While throughout his career Larry Rivers seemed to constantly be at odds with whatever orthodoxy was dominant in the art world, the current exhibition of his works at Guild Hall in East Hampton illustrates an artist who seemed instead to be constantly absorbing and reconfiguring accepted dogma rather than simply waging an inexorable battle with it.
Titled “Larry Rivers: Major Early Works” and featuring some of his most important paintings from the 1950’s and 1960’s, the exhibit underscores the measure of stylistic amalgamation that was a hallmark of his output as he strove to blur the boundaries between academically structured figuration, abstract expressionism, and his later use of pop art images.
Within this framework and as the work evolved, however, River’s never sought to offer a relaxed blend of components instead seeking a degree of tension in which his influences all came to the fore and seemed to exist in an uneasy alliance of line, color, surface texture, and imagery. The works embody the painter Francis Bacon observation that “a picture should be a re-creation of an event rather than an illustration of an object; but there is no tension in the picture unless there is a struggle with the object.”
This facet is particularly apparent in the large nude portraits included in the Guild Hall show and which profoundly accentuate River’s attempt in the early 1950’s to highlight academically derived painterly inspiration while emphasizing in the figuration a severe and brusquely emotional sort of portraiture. Balancing Philip Pearlstein’s later uncompromising dedication to picturing the human body absent any sense of idealization, this gains in impact from the expressively psychological aspects of his subjects, which Lucien Freud later described as “not having the look of the sitter, being them.”
While significant in his portraits of the poet John O’Hara and his Rivers’ first wife Augusta, this is even more notable in the celebrated works featuring his mother-in-law. Beginning with “Portrait of Berdie, Number II” (oil on canvas, 1953) which illustrates River’s influences from deKooning and the abstract expressionists, continuing through a later series of drawings that reflects River’s accomplished use of line, the series reaches an apogee in “Double Portrait of Berdie” (oil on canvas, 1955).
Seemingly juxtaposing a haphazard approach to anatomy and composition, the work conjures a strange and compelling narrative which is emphasized by the artist’s attentiveness to detail in much of the peripheral components in the work.
This contrast of painterly impulse and structural coherence is further accentuated by an entertainingly arresting use of perspective within the work, as if part of the image was painted from eye-level while other sections seem to imply the scene as if viewed from atop a step ladder and recalls Georges Braque’s statement that “perspective is a ghastly mistake which has taken four centuries to redress.”
This impulse to a balance between academic figuration and abstraction becomes more pronounced in River’s works in the Guild Hall exhibit in the paintings from the 1960’s and is especially apparent in “The Last Civil War Veteran” (oil on canvas, 1961). Exemplifying the artist’s developing interest in historical themes that reflect a frankly quixotic view of times past with a healthy nod to both nostalgia and idealism, the work draws attention to the artist’s developing use of both color and line as overlapping components in creating imagery and narrative.

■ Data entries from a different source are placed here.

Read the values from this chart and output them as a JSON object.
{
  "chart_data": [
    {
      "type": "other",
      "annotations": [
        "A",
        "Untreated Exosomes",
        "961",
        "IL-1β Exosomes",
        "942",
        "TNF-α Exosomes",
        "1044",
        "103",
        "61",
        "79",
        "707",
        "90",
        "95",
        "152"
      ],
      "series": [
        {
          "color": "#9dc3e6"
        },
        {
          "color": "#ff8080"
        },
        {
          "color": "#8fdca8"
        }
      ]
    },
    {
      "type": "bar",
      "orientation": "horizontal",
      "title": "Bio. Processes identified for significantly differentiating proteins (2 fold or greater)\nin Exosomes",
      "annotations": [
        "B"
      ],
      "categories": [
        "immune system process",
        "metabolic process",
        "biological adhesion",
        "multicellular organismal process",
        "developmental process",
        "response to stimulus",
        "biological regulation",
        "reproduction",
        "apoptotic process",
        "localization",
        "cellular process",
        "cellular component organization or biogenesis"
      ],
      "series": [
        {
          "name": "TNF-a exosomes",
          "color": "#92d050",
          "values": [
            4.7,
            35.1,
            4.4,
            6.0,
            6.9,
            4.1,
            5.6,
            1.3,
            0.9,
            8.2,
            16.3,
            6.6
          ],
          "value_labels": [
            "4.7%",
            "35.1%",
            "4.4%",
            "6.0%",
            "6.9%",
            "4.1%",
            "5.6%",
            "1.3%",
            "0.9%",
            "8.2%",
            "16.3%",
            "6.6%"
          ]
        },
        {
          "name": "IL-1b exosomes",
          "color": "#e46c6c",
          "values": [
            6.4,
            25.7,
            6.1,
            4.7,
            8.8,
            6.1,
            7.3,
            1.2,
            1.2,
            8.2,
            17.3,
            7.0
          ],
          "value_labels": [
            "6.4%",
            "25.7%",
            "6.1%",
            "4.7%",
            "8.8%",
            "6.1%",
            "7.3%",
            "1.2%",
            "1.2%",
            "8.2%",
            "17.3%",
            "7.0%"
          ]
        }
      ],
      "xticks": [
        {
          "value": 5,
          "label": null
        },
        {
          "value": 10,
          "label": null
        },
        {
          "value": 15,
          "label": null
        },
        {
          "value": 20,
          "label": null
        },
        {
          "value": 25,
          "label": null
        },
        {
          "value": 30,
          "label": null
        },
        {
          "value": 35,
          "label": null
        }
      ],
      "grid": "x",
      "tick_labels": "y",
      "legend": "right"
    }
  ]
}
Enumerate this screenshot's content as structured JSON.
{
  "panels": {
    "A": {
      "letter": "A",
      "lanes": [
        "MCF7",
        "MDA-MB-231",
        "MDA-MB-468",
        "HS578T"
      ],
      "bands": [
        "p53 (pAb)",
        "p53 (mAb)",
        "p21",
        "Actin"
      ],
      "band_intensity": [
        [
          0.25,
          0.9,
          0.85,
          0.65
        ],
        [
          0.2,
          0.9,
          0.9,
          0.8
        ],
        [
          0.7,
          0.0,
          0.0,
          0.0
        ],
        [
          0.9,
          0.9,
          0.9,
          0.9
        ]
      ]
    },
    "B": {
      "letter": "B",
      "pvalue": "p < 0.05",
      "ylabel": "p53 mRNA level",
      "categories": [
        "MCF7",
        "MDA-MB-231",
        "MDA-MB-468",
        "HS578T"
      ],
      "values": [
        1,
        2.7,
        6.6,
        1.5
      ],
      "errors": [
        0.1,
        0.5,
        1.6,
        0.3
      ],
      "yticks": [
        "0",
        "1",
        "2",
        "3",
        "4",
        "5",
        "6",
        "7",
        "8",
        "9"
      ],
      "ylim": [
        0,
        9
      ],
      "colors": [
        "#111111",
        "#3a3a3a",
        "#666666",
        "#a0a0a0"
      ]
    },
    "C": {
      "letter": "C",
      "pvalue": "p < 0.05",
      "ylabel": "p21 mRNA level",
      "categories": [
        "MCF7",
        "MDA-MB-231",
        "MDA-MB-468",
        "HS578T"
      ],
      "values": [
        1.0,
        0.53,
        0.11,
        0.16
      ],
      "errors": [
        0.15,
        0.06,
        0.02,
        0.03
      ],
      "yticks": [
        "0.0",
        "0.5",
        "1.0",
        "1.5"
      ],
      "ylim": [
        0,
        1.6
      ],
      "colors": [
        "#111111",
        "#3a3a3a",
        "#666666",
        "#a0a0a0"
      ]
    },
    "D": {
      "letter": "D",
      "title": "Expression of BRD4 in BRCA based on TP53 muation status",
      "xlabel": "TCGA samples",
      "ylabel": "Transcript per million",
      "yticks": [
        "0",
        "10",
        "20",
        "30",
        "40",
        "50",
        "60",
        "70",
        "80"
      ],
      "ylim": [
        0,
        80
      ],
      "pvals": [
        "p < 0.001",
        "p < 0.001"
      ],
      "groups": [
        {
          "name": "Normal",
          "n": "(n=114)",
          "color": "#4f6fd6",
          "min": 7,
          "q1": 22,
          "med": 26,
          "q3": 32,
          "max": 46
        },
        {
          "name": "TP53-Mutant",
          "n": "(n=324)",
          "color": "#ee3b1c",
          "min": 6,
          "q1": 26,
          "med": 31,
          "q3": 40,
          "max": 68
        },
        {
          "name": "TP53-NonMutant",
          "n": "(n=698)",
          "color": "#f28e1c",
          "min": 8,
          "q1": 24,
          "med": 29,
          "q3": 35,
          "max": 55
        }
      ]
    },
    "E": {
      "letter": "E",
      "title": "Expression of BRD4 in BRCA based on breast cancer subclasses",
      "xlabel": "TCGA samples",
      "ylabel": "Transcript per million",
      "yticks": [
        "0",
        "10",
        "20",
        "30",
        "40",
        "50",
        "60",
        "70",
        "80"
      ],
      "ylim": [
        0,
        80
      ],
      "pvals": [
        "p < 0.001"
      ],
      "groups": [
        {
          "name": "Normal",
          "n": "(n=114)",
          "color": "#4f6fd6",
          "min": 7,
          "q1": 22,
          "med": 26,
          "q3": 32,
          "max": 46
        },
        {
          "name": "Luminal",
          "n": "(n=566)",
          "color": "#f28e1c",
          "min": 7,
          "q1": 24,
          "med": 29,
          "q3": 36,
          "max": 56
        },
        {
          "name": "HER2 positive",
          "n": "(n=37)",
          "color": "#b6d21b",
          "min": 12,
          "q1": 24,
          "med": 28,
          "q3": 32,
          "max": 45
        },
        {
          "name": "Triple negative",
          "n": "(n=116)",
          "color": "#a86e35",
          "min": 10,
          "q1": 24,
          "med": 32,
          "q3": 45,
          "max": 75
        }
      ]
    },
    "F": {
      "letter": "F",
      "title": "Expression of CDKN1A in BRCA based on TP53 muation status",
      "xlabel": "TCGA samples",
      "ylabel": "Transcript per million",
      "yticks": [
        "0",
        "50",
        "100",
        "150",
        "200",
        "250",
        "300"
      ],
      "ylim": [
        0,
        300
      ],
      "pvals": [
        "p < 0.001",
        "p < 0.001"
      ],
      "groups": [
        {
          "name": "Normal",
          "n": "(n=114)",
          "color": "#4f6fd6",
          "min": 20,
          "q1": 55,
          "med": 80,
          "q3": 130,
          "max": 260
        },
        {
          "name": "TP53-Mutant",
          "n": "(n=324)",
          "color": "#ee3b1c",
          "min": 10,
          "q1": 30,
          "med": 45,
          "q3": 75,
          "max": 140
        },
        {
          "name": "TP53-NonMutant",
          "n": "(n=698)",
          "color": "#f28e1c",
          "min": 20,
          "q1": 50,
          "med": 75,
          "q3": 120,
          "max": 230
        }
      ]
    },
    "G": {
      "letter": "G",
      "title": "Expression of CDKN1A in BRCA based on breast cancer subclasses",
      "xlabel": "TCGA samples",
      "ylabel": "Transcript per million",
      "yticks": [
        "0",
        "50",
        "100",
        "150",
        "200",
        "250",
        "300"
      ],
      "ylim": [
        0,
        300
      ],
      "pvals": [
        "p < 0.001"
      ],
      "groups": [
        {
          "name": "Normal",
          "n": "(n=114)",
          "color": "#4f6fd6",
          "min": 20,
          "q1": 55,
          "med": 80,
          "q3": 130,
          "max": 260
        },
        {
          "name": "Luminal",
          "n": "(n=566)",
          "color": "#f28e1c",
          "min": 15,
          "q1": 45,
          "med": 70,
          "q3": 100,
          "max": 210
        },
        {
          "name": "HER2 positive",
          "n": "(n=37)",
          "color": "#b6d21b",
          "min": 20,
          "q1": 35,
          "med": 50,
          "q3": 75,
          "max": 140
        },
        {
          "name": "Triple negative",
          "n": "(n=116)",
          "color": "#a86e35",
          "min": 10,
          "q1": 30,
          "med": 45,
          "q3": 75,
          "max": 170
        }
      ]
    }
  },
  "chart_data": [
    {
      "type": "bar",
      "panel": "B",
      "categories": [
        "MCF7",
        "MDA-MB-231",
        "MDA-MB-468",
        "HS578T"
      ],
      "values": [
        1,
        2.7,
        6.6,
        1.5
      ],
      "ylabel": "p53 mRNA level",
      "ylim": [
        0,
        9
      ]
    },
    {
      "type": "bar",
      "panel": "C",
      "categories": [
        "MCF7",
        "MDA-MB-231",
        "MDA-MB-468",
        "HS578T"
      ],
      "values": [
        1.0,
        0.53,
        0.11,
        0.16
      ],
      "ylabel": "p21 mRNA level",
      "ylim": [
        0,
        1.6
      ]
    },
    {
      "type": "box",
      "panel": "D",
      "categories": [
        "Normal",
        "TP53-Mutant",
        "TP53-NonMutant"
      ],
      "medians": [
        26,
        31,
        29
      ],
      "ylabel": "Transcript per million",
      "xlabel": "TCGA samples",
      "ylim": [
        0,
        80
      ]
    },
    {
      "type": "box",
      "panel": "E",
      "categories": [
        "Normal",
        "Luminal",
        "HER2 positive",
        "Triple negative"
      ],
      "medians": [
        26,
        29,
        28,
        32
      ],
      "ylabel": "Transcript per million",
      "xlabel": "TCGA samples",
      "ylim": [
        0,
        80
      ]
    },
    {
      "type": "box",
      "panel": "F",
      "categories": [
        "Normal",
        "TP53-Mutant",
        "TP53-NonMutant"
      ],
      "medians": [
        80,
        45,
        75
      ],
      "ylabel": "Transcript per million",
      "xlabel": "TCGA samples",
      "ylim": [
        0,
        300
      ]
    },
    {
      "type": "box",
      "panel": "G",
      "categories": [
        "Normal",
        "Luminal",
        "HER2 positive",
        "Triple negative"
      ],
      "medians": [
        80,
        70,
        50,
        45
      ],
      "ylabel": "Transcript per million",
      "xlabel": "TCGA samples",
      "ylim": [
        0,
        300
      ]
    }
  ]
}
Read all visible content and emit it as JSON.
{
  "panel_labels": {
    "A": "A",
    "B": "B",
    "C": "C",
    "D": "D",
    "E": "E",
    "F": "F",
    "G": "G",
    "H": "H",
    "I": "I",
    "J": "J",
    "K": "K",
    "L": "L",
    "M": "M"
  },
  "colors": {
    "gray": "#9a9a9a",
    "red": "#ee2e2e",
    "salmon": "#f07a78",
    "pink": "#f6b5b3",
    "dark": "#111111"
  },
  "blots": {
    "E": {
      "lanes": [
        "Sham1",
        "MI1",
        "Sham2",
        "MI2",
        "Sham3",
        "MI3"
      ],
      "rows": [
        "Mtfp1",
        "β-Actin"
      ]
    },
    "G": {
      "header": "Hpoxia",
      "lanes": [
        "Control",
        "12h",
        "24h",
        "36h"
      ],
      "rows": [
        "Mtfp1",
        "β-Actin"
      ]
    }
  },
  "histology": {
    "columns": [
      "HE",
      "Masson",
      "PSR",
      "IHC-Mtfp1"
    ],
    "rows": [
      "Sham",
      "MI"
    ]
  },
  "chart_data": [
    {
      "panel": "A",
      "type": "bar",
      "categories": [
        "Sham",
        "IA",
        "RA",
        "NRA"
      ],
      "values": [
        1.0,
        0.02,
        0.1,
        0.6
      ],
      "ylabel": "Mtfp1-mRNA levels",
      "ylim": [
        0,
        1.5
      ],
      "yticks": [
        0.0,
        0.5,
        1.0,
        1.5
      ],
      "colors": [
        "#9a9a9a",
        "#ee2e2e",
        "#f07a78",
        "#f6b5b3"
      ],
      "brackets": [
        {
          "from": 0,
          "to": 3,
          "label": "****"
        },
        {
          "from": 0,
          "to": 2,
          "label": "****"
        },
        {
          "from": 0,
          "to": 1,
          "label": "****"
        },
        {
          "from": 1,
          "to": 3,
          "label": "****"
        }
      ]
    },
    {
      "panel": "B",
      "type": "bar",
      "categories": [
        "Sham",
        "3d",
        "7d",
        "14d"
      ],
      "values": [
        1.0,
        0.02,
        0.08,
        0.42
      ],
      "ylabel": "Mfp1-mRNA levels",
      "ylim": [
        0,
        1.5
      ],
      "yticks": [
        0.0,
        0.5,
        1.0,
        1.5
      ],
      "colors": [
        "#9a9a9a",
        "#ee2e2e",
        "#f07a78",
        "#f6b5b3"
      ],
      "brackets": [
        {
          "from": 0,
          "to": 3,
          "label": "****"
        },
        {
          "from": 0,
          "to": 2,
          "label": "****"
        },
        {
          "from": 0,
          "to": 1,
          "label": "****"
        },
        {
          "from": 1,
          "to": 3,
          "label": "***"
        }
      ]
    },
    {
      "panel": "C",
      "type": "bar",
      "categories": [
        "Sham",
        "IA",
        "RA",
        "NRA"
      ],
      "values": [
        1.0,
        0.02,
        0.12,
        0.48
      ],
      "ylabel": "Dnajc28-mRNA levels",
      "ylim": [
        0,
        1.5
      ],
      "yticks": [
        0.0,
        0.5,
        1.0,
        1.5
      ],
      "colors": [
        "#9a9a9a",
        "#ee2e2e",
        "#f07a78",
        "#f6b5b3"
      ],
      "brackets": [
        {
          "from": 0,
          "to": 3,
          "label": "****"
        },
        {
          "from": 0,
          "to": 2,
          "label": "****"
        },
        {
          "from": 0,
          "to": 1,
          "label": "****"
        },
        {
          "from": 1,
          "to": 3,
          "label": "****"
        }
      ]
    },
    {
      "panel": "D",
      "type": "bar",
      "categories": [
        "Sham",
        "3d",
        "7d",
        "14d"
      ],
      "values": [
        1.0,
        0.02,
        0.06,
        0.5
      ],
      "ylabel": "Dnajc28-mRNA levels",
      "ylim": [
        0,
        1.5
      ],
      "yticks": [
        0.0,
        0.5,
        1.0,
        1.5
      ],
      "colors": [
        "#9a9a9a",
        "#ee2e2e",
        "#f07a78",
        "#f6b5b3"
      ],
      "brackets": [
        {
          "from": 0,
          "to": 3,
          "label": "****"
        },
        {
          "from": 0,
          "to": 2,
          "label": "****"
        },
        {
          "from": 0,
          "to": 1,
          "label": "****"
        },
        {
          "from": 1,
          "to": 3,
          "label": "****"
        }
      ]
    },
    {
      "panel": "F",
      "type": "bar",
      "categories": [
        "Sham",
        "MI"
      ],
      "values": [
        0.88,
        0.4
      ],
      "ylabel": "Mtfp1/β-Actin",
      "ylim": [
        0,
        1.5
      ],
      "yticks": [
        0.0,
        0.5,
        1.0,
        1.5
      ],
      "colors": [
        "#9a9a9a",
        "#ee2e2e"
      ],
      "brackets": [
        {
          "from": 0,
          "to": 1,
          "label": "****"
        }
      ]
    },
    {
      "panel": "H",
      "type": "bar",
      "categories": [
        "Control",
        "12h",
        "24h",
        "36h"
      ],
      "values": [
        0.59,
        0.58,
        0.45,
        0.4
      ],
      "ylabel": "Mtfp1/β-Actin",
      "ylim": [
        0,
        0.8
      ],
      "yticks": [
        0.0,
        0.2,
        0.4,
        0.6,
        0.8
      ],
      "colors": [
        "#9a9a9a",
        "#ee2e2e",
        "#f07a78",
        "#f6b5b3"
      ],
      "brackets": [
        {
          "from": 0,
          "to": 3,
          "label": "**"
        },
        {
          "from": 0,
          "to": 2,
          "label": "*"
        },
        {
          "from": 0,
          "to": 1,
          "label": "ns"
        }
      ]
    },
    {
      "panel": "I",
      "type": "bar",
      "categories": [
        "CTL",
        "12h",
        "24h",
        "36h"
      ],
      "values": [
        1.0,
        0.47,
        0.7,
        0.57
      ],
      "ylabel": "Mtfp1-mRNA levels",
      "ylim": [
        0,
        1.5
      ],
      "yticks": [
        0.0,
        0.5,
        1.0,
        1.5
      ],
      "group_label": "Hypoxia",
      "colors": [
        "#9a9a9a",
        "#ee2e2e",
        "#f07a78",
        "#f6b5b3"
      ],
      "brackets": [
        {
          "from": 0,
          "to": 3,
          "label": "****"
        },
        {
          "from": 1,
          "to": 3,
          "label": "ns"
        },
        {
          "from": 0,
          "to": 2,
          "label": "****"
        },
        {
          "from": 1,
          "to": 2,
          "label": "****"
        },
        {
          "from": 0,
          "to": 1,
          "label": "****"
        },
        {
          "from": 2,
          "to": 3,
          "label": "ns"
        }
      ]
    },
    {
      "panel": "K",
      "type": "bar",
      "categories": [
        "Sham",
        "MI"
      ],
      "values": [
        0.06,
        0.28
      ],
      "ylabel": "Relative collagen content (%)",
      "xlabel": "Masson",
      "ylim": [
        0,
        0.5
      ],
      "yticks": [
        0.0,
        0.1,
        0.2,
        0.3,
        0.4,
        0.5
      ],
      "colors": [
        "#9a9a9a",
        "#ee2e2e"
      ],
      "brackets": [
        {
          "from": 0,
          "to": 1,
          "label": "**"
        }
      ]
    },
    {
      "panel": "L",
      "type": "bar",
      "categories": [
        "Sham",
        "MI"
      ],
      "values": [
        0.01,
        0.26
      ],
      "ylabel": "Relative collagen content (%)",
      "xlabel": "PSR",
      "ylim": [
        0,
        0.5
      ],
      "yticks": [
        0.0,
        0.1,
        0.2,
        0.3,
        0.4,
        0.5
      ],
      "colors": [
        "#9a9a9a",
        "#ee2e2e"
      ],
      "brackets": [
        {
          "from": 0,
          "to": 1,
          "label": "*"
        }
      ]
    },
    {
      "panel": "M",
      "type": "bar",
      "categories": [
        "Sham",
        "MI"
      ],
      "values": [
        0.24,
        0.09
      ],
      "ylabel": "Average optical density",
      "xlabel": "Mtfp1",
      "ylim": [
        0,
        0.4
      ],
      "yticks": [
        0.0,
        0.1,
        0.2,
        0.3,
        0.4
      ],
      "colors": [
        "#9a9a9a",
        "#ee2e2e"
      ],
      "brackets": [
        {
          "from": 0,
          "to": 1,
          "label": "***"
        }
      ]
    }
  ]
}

Highlighted by a use of color and expressive painterly techniques that emphasize a measure of spontaneity even as they firmly establish the planar dimensions within the work, this is further emphasized by the figuration which, simply expressed in slashes of line, establishes an air of elegiac simplicity that is minimal in its configuration yet powerful in its emotional impact.
What is perhaps most surprising about this period of River’s works is his developing departure from the orthodoxy’s of both pop arts ironic detachment and the evolving intellectual distance of minimalism’s dogmatic view of abstraction and which is profoundly evidenced in his monumental “History of the Russian Revolution” (mixed media construction, 1965).
Measuring 14 feet tall by 32 feet long and assembled as one huge, chronologically arranged jigsaw puzzle tracing the birth and evolution of the rise of Russian bolshevism in the early twentieth century, the work is majestic and dramatic, absent any latent sense of idealism yet nevertheless redolent of a dedication to historical romanticism.
The exhibition at Guild Hall in East Hampton titled “Larry Rivers: Major Early Works” continues through October 19.